Avant de conclure, j’aimerais insister sur ce que Lestel nomme dans Nous sommes les autres animaux « l’animal singulier », c’est-à-dire l’animal qui sort du lot, qui n’est pas comme les autres dans son espèce, celui qui a un comportement imprévu, qui n’est pas dans le cadre. Celui que l’on ne peut étudier car les statistiques l’écartent sans vergogne. Or, ces animaux marginaux font éclater les catégories et les savoirs établis, ils nous obligent à repenser en profondeur toute notre vision de l’animal. Je m’écarte un peu du livre mais songez que l’on distingue souvent l’Homme de l’animal en disant qu’aucun animal n’est allé sur la Lune, ni n’a découvert l’atome.
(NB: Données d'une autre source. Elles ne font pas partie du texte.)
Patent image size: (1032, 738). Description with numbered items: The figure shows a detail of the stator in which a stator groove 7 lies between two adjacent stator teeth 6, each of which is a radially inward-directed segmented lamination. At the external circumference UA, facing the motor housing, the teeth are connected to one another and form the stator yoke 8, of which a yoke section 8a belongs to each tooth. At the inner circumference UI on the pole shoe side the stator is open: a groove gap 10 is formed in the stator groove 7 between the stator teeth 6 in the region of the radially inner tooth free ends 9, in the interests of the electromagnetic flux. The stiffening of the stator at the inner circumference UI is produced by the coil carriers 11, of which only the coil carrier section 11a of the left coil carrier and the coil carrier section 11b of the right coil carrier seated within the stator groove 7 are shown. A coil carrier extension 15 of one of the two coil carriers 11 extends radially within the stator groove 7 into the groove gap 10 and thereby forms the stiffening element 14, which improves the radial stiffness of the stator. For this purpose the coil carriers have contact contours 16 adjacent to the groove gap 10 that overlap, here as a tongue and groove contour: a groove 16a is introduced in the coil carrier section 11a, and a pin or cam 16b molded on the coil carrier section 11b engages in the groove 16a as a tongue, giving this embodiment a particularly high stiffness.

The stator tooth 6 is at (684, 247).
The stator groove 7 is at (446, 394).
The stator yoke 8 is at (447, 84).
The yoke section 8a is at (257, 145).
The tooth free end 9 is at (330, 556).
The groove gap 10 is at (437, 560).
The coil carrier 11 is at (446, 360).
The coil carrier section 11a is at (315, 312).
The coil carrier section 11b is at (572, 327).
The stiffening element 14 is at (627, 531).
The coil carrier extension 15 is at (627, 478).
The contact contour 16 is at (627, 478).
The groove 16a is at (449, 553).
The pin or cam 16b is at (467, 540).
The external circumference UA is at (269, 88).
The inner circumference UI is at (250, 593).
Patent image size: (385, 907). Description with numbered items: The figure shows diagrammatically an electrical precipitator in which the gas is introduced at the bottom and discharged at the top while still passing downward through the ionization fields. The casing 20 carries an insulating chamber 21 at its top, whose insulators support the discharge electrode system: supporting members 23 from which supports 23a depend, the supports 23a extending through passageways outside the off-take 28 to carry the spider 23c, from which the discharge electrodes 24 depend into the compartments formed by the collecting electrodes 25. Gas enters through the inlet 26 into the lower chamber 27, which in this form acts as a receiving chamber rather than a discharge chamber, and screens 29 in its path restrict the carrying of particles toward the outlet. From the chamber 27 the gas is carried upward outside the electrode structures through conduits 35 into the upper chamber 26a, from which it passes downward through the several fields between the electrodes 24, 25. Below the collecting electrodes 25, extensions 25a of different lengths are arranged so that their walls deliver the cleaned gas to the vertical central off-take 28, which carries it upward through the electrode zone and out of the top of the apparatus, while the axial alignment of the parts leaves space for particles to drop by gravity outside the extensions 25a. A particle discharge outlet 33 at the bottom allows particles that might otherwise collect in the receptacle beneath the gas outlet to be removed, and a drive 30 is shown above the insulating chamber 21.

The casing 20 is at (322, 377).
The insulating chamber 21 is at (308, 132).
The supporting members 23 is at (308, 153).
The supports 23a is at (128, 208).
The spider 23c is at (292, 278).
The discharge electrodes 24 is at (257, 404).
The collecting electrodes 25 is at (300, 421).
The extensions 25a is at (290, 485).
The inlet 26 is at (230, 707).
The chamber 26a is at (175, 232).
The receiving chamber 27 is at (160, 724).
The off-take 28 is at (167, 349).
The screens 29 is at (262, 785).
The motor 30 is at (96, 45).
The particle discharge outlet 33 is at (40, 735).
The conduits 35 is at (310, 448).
Mais, l’Homme non plus ! Certains hommes oui, alors que l’immense majorité du genre humain est incapable ne serait-ce que de comprendre ce qu’est un atome. Autrement dit, on n’est pas gêné pour penser l’Homme à partir de ses marges et des exceptions alors que l’on se l’interdit pour les animaux. Lestel invite à revoir notre copie. Il fait le même travail concernant l’anthropomorphisme – cette catégorie honnie – en se demandant si, tout compte fait, il n’aurait pas quelque vertu épistémologique.

C’est le second axe que l’on retrouvera dans Nous sommes les autres animaux en filigrane : redessiner une épistémologie de l’animalité. Il s’agit véritablement du travail philosophique et, oserais-je, scientifique de Dominique Lestel. Une épistémologie multiple, décentrée, reconnaissant ses limites en même temps qu’immersive et corporelle au sens d’un « faire corps ». D’ailleurs, Lestel va très loin dans cette perspective, qu’il nomme un « zoo-futurisme »(117), en justifiant l’hybridation, y compris génétique, entre l’homme et l’animal. Sa défense du chamanisme et sa réhabilitation du paganisme, entreprises depuis des années déjà, s’inscrivent dans la lignée de cette nouvelle épistémologie qui en finisse enfin avec la coupure ontologique entre l’Homme et l’animal sanctifiée par notre civilisation.

Un livre de synthèse, dense mais accessible, qui a les défauts de ses qualités : trop rapide, trop superficiel parfois. Mais toujours stimulant. La force de Lestel est de bousculer, presque au sens propre, son lecteur, de le malmener. Voilà ce que l’on attend d’un philosophe.